Ear stretching, or “gauging” an earlobe piercing, is one of the oldest known forms of body art in existence. In many of these cultures, this art could be associated with a religious rite or a coming of age. In many ways this ear stretching is a testament to the ingenuity of these cultures. From culture to culture any number of materials to create this aesthetic quality.
In an age where body art, like ear stretching, has expanded to the far reaches of popular culture, from spiritual piety to runway fashion, the origins of some of these practices might be lost to antiquity. Otzi the Iceman, a naturally occurring found in the Austrian-Italian Alps in 1991, had gauged ears.

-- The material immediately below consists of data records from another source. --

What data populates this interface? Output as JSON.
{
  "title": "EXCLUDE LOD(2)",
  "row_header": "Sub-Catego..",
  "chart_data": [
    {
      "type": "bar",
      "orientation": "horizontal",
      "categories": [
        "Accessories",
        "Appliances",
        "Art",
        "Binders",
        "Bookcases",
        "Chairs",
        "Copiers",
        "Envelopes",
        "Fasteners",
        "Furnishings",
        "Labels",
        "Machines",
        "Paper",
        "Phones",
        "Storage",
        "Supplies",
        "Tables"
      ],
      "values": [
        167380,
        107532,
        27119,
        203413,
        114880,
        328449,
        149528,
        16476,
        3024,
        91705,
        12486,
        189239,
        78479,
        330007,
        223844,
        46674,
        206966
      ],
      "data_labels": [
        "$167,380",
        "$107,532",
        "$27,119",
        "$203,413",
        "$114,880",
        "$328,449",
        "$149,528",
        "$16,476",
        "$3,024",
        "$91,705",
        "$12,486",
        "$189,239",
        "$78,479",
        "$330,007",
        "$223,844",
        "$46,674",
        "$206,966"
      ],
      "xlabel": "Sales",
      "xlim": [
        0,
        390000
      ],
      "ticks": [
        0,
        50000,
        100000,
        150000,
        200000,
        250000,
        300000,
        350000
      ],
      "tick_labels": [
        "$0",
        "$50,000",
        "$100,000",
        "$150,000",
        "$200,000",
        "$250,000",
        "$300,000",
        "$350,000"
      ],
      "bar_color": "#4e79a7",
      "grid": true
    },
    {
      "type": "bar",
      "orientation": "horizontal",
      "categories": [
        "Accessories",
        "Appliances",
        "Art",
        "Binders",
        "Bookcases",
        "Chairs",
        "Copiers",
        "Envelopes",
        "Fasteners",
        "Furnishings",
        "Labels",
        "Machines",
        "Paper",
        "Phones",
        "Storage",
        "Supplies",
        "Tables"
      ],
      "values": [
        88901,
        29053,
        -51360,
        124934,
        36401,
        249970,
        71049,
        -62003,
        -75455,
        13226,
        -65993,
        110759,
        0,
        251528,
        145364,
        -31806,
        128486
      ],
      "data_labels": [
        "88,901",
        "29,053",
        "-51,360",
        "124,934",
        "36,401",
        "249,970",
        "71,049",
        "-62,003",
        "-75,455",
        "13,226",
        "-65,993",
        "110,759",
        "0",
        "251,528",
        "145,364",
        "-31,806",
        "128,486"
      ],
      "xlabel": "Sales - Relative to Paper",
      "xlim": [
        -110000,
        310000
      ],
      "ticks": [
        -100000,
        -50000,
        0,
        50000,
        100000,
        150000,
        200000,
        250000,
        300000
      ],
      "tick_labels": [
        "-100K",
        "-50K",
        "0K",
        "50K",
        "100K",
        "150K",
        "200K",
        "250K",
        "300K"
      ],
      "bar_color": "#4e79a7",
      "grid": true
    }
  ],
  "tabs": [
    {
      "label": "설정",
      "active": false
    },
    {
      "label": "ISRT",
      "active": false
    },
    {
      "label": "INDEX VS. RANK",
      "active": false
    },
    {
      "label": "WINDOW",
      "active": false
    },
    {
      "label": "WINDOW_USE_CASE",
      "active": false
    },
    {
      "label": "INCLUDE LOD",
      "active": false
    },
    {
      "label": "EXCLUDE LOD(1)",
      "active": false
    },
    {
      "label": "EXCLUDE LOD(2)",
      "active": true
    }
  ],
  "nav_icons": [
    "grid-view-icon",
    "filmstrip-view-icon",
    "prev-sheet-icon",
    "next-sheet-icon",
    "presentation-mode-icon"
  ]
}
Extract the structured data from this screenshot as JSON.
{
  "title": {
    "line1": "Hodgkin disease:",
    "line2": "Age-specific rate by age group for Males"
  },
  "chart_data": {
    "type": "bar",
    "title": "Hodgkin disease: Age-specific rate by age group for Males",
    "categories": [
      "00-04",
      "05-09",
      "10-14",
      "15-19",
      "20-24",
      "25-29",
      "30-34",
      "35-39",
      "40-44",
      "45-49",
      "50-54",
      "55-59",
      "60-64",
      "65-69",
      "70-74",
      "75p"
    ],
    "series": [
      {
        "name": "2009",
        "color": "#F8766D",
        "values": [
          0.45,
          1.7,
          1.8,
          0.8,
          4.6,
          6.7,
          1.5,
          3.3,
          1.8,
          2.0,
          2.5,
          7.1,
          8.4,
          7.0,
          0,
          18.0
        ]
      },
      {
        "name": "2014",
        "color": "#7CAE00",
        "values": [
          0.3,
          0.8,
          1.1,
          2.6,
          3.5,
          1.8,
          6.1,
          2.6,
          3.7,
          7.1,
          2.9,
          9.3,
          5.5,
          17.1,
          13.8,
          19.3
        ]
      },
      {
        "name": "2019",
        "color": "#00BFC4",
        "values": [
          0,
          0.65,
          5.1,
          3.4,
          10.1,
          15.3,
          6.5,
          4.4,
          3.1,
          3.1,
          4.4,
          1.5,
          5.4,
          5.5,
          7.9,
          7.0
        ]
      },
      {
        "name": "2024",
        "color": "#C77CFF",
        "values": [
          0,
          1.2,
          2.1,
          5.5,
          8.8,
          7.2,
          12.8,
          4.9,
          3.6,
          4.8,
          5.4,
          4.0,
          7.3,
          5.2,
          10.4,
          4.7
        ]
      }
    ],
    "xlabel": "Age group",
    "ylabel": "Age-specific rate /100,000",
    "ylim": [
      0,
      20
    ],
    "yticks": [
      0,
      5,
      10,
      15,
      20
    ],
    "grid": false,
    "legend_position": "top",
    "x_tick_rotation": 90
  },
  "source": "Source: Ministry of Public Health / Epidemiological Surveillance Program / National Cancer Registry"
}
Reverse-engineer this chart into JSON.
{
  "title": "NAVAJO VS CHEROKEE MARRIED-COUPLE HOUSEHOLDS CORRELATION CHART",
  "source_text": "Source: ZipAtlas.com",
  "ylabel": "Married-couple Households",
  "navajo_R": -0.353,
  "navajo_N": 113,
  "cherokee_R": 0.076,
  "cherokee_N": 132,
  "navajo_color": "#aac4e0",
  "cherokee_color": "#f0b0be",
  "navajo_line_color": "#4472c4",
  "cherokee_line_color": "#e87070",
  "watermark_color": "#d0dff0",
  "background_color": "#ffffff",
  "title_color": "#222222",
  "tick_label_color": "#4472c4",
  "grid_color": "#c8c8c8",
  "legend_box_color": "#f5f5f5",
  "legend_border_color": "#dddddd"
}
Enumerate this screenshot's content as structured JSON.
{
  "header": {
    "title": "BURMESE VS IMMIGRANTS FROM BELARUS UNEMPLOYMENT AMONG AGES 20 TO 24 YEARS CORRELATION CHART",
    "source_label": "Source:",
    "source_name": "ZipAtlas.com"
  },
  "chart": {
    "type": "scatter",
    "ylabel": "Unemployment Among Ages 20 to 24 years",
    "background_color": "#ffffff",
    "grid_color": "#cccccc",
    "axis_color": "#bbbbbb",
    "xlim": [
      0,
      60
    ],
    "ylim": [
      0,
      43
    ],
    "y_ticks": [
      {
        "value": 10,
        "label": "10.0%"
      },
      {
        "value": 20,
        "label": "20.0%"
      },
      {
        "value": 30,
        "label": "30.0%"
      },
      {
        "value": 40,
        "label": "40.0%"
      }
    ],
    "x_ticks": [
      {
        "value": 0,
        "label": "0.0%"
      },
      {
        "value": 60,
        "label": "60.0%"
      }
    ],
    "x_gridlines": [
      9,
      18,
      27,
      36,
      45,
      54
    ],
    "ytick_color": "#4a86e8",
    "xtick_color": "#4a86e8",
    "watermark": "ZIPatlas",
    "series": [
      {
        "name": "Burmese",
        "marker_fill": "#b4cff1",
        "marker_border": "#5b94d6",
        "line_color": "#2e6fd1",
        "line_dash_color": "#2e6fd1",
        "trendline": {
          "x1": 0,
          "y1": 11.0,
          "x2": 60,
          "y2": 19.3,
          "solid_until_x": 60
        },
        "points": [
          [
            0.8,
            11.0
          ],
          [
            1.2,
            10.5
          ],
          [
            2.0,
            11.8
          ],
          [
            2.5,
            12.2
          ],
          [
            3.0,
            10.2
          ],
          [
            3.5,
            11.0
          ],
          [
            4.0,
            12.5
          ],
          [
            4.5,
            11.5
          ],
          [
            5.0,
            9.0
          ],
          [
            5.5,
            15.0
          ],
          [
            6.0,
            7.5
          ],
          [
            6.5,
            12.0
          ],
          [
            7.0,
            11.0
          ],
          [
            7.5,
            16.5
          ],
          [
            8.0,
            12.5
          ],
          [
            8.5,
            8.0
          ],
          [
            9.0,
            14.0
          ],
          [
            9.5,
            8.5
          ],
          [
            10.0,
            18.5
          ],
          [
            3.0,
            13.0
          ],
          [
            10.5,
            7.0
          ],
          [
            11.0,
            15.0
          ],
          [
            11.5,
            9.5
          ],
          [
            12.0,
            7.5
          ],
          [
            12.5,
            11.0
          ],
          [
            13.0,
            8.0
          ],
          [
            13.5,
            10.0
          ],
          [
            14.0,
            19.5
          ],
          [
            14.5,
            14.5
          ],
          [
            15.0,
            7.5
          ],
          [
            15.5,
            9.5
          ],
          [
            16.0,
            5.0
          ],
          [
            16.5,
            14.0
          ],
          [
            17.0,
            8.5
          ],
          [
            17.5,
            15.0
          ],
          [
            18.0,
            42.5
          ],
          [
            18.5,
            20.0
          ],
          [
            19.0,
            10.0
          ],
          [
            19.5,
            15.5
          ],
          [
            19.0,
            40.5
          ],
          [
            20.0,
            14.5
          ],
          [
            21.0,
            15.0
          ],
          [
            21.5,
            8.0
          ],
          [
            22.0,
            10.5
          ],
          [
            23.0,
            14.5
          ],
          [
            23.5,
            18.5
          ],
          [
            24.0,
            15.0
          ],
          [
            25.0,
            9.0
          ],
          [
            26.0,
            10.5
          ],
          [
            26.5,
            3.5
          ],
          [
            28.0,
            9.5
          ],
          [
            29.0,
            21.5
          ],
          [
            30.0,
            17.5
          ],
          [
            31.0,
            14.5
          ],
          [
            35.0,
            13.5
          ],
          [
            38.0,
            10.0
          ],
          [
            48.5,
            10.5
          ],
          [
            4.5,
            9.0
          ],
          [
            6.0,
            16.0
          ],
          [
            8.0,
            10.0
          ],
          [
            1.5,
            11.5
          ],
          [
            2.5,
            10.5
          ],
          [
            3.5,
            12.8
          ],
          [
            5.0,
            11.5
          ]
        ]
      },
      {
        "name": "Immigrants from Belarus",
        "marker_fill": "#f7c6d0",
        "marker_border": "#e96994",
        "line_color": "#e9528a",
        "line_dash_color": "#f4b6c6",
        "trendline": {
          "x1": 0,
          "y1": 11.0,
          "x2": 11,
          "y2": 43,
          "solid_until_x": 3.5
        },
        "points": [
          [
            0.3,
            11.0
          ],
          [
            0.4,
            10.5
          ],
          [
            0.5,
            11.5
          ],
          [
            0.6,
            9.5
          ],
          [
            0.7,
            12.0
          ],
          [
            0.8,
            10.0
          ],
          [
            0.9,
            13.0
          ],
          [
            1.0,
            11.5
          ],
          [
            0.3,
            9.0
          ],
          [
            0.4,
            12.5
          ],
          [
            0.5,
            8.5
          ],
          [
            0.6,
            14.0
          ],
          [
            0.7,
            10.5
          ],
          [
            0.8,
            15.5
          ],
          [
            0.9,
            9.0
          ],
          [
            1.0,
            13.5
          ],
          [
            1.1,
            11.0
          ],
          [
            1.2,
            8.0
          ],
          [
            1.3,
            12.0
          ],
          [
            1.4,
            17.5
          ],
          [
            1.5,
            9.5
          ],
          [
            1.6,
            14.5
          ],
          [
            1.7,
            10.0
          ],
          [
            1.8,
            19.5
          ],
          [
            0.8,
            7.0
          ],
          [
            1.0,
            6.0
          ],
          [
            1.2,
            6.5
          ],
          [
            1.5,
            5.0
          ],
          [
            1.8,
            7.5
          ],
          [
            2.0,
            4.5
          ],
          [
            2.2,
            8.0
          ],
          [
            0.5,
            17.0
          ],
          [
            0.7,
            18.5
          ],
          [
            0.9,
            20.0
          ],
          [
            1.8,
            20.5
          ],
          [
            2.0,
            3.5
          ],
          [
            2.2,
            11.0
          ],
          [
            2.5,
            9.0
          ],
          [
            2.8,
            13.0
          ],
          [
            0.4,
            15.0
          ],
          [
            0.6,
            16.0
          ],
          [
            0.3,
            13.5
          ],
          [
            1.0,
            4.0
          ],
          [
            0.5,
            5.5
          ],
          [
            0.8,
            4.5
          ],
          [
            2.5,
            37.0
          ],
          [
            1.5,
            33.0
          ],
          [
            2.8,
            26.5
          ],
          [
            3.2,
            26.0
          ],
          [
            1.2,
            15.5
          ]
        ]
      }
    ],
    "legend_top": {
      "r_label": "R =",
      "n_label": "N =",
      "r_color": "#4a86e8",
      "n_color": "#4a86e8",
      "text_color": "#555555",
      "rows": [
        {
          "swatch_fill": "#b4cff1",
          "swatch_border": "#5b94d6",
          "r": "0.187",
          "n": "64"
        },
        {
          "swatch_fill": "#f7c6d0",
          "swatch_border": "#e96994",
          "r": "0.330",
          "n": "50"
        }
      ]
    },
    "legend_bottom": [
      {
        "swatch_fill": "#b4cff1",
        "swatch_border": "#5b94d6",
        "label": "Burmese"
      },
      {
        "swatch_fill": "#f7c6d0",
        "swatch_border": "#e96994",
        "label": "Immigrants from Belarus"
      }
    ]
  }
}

Several figures in Indian, Nepalese and Chinese literature and history have been depicted with stretched ears, notably Siddharta Gautama, founder of Buddhism, to the point where altering the ears, such as severing the lobe, became common among Tibetan sects. Anthropologists and archaeologists have discovered evidence of stretching in almost every region of the world from the ancient Sumeria to present day Africa.
The Mursi, a nomadic people indigenous to Ethiopia and Sudan, engage in ritualistic stretching of the ear, and women the lips. Similar customs are practiced by the Suya of Brazil, and tribesmen from Thailand and Laos.
The body art community seems distantly aware of its roots in tribal culture, animalist religion, early man and Eastern spiritualism. Fakir, a type of piercing specialty, is also the name for a Muslim holy man called a Sufi who performs feats of magic or strength.
More recently, ear stretching and the use of ear taper kits has began to work its way into popular fashion, particularly associated with counterculture music. Billy Joel, Chris Burney, a guitarist for the pop-punk band Bowling For Soup, Travis McCoy, an MC with Gym Class Heroes, and Davey Havok, lead singer of AFI all sport stretched ears. Given the examples of these icons, these piercings are also becoming even more popular with America’s young people.